In physics parlance, sometimes it can be very useful to think about electrons in solids as

*semiclassical*, a kind of middle ground between picturing them as little classical specks whizzing around and visualizing them as fuzzy, entirely wavelike quantum states. In the semiclassical picture, you can think of the electrons as following particular trajectories, and still keep in mind their wavelike aspect by saying that the particles rack up phase as they propagate along. In a typical metal like gold or copper, the effective wavelength of the electrons is the Fermi wavelength, \( \lambda_{\mathrm{F}} \sim 0.1~\)nm. That means that an electron propagating 0.1 nm changes its quantum phase by about \(2 \pi\). In a relatively "clean" metal, electrons propagate along over long distances, many Fermi wavelengths, before scattering. At low temperatures, that scattering is mostly from disorder (grain boundaries, vacancies, impurities).

The point of keeping track of the quantum phase \(\phi\) is that this is how we find probabilities for quantum processes. In quantum mechanics, if there are two paths to do something, with (complex) amplitudes \(A_{1}\) and \(A_{2}\), the probability of that something is \(|A_{1} + A_{2}|^{2}\), which is different than just adding the probabilities of each path, \(|A_{1}|^{2}\) and \(|A_{2}|^{2}\). For an electron propagating, for each trajectory we can figure out an amplitude that includes the phase. We add up all the (complex) amplitudes for all the possible trajectories, and then take the (magnitude) square of the sum. The cross terms are what give quantum interference effects, such as the wavy diffraction pattern in the famous two-slit experiment. This is how Feynman describes interference in his great little book, QED.

Electronic conduction in a disordered metal then becomes a quantum interference experiment. An electron can bounce off various impurities or defects in different sequences, with each trajectory having some phase. The exact phases are set by the details of the disorder, so while they differ from sample to sample, they are the same within a given sample as long as the disorder doesn't change. The conduction of the electrons is then something like a speckle pattern. The typical scale of that speckle is a change in the conductance \(G\) of something like \(\delta G \sim e^{2}/h\). Note that inelastic processes can change the electronic wavelength (by altering the electron energy and hence the magnitude of its momentum) and also randomize the phase - these "dephasing" effects mean that on length scales large compared to some coherence length \(L_{\phi}\), it doesn't make sense to worry about quantum interference.

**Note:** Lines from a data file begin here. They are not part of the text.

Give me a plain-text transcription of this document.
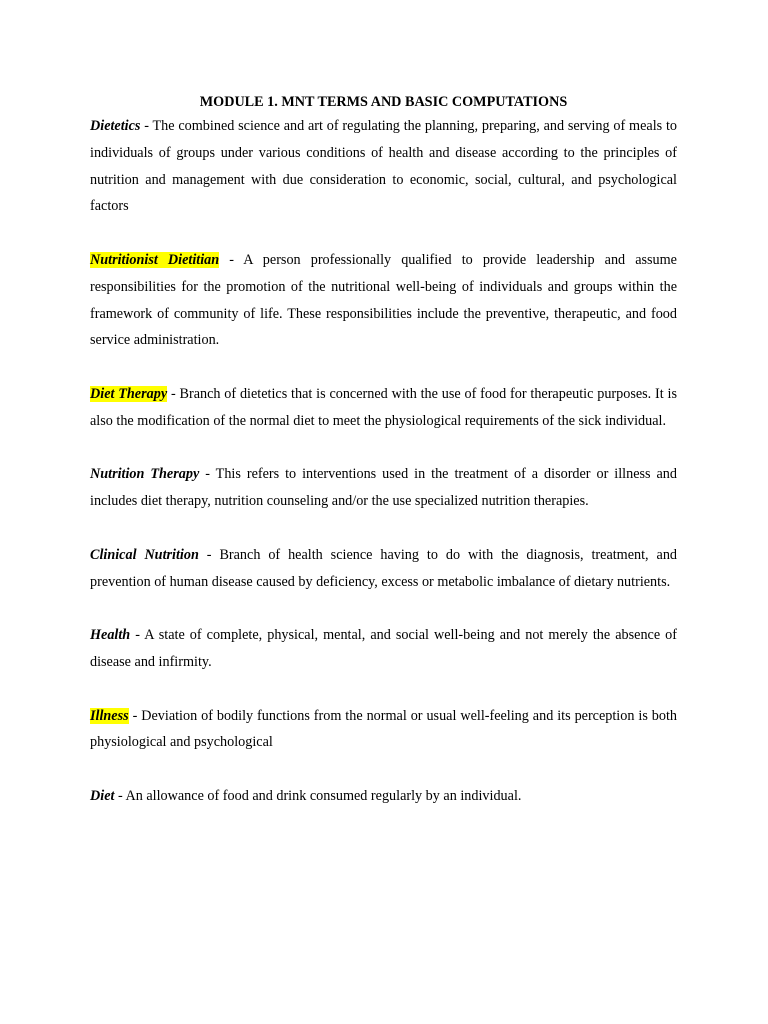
MODULE 1. MNT TERMS AND BASIC COMPUTATIONS

Dietetics - The combined science and art of regulating the planning, preparing, and serving of meals to individuals of groups under various conditions of health and disease according to the principles of nutrition and management with due consideration to economic, social, cultural, and psychological factors

Nutritionist Dietitian - A person professionally qualified to provide leadership and assume responsibilities for the promotion of the nutritional well-being of individuals and groups within the framework of community of life. These responsibilities include the preventive, therapeutic, and food service administration.

Diet Therapy - Branch of dietetics that is concerned with the use of food for therapeutic purposes. It is also the modification of the normal diet to meet the physiological requirements of the sick individual.

Nutrition Therapy - This refers to interventions used in the treatment of a disorder or illness and includes diet therapy, nutrition counseling and/or the use specialized nutrition therapies.

Clinical Nutrition - Branch of health science having to do with the diagnosis, treatment, and prevention of human disease caused by deficiency, excess or metabolic imbalance of dietary nutrients.

Health - A state of complete, physical, mental, and social well-being and not merely the absence of disease and infirmity.

Illness - Deviation of bodily functions from the normal or usual well-feeling and its perception is both physiological and psychological

Diet - An allowance of food and drink consumed regularly by an individual.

Now, anything that alters the relative phases of the different trajectories will lead to fluctuations in the conductance on that scale (within a coherent region). A magnetic field can do this, because the amount of phase racked up by propagating electrons depends not just on their wavelength (basically their momentum), but also on the vector potential, a funny quantity discussed further here. So, ramping a magnetic field through a (weakly disordered) metal (at low temperatures) can generate sample-specific, random-looking but reproducible, fluctuations in the conductance on the order of \(e^{2}/h\). These are the UCF.

By looking at the UCF (their variation with magnetic field, temperature, gate voltage in a semiconductor, etc.), one can infer \(L_{\phi}\), for example. These kinds of experiments were all the rage in ordinary metals and semiconductors in the late 1980s and early 1990s. They enjoyed a resurgence in the late '90s during a controversy about coherence and the fate of quasiparticles as \(T \rightarrow 0\), and are still used as a tool to examine coherence in new systems as they come along (graphene, atomically thin semiconductors, 2d electron gases in oxide heterostructures, etc.).